Start by browsing the Project Showcase. Open a few repositories. Look at how people organized assets, wrote checks, separated staging from marts, used DuckDB or BigQuery, and documented their decisions. That will teach you more than copying any single stack.
For course context, start with DataTalksClub, the Data Engineering Zoomcamp page, and the Zoomcamp GitHub repository. For Bruin-specific implementation, use the Bruin CLI docs and the showcase projects as references.
The Bruin Project Competition is a community data engineering challenge where participants build end-to-end pipelines with Bruin. Projects usually include ingestion, transformation, orchestration, data quality checks, documentation, and an analytical output.
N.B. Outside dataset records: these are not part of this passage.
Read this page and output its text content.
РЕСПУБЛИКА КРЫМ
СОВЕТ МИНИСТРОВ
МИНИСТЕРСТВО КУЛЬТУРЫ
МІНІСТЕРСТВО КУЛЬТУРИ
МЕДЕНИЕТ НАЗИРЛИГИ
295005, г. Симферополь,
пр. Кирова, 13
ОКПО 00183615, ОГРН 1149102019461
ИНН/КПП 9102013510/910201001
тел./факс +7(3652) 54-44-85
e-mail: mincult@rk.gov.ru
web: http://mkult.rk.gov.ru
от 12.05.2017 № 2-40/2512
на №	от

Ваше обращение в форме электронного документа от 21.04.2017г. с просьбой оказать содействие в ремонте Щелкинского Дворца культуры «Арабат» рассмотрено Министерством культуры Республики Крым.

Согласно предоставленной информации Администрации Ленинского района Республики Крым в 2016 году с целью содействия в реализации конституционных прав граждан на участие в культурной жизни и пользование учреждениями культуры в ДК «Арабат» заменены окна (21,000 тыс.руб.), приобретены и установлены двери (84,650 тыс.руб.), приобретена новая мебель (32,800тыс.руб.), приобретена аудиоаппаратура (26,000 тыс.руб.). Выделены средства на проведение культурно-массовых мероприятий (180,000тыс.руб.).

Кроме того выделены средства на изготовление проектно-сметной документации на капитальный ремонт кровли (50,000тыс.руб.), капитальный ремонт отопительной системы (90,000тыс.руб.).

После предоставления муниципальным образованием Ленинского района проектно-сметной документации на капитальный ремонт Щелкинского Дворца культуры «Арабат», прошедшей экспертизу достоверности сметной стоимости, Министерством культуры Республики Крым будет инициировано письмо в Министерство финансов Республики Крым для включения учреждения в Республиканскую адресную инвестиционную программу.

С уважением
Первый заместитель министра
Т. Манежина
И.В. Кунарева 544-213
The first round started as part of the DataTalksClub Data Engineering Zoomcamp. Because people outside the course also wanted to participate, Bruin opened the competition to the wider data community.
As of June 30, 2026, the Bruin Project Showcase includes over 70 accepted community projects from the first round.
You can browse them in the Bruin Project Showcase. Each project page includes the project description, author, GitHub repository, supporting links when available, and a certificate.
High community-voted and notable projects included Global Energy Transition Pipeline, KAIROSKOP, Skypulse Streaming Pipeline, Lassa-Watch, Haxball Analytics, Global Food Security Pressure, IoT Smart Plant Monitoring, and Istanbul Transportation Insights Pipeline.
Participants used Python assets, SQL assets, asset dependencies, DuckDB and BigQuery connections, materializations, data quality checks, custom checks, lineage, bruin validate, bruin ai enhance, GitHub Actions validation, and Bruin MCP for agent-assisted pipeline analysis.
dbt, Kestra, and dltHub each solve important parts of the data workflow. Bruin is useful when a project needs a unifying structure across ingestion, SQL and Python transformations, orchestration, quality checks, metadata, lineage, and AI-agent-readable project context.
Yes. Accepted projects in the showcase include a certificate on the individual project page, so participants can share public proof of what they built.
The first round included a Mac Mini for the Outstanding Project, annual Claude Pro subscriptions for top community-voted projects, and one-month Claude Pro subscriptions for eligible participation submissions.
The annual Claude Pro subscriptions were originally planned for the top 3 community-voted projects, but Bruin expanded them to the top 5 after seeing the quality and sophistication of the submissions.